Draughts in medieval Amsterdam
Is it conceivable that in the Middle Ages the Dutch hardly played draughts but that the introduction of the gaming box about 1500, on the borderline between the Middle Ages and the New Time, boosted the popularity of draughts? No. The gaming box was not more than an improved version of the medieval board. The medieval board was flat and folding, with on one side a 64 squares pattern and on the other a tables pattern, see chapter 13. Because of this the popularity of draughts must have been the continuation of the medieval situation. To my regret there is no Dutch material to sustain this conclusion.
I can, however, point to a parallel with France. Just like in the Netherlands and also in the 16th c., the gaming box got the name of the draughtboard; the French name was damier (chapter 37), and just like in the Netherlands draughts in 16th c. France must have been the most popular board game, continuation of the popularity in the 15th c. There is evidence that in France draughts was not only very popular in the 15th c. but also in an unknown number of ages before (chapter 13, chapter 14, chapter 22).
For the Dutch situation it is important to know this, because in the Middle Ages the culture of the Netherlands was strongly influenced by the French culture. Most of the Dutch literary works, for instance, were translations from French works.

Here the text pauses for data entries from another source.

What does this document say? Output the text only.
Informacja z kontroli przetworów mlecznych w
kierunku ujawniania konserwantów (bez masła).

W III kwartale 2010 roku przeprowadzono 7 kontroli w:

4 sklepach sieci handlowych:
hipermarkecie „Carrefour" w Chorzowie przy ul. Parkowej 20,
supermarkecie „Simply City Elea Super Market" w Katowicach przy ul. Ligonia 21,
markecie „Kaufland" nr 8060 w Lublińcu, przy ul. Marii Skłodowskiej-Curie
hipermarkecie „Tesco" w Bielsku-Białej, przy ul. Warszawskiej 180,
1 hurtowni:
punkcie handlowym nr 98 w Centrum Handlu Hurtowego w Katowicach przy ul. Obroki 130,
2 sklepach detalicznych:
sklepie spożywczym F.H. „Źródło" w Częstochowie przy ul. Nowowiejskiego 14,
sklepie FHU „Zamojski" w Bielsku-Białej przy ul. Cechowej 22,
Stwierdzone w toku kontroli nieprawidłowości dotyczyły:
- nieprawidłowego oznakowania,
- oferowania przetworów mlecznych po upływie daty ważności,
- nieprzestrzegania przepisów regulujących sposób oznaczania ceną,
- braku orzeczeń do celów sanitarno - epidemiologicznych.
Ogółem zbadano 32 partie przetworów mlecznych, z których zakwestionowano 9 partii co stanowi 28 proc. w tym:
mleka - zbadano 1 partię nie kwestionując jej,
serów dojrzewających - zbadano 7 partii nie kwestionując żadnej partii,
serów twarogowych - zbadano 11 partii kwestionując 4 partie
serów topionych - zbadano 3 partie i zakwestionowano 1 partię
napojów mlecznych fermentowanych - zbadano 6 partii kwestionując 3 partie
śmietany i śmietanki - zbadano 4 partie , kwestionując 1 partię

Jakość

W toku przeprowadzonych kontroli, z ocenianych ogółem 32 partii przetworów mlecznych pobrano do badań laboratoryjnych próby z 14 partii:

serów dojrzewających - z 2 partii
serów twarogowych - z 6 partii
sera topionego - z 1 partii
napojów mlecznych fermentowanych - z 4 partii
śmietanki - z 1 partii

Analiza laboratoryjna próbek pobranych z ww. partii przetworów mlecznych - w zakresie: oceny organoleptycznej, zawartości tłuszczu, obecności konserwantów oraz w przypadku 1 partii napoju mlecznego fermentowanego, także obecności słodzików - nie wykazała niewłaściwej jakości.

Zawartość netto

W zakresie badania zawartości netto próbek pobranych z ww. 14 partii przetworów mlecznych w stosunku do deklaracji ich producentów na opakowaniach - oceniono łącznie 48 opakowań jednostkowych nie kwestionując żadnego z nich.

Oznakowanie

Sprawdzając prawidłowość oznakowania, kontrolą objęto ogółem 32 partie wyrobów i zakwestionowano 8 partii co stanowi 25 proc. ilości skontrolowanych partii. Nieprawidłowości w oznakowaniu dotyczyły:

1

Circle of Adriaan Brouwer (Holland, ca. 1630): players of draughts
Chess in Amsterdam
The figures in the table are clear: in 17th c. Amsterdam chess was a minor board game. It is unclear when the notary noted the name Du. schaakbord: did he found a gaming box with chess pieces or a 64 squares board with chess pieces?
As little as in other regions in the Netherlands, in medieval Amsterdam chess was far from popular. For this claim I cannot refer to Dutch evidence, I refer to the parallel with France: the French played chess but in small closed groups only (chapter 16). Also in England draughts was a much greater game than chess, see chapter 15 for proof from the 14th c.
It should be more than coincidence. In three cultures the analysis of language phenomena allow me to determine that draughts was a great game and chess an insignificant game.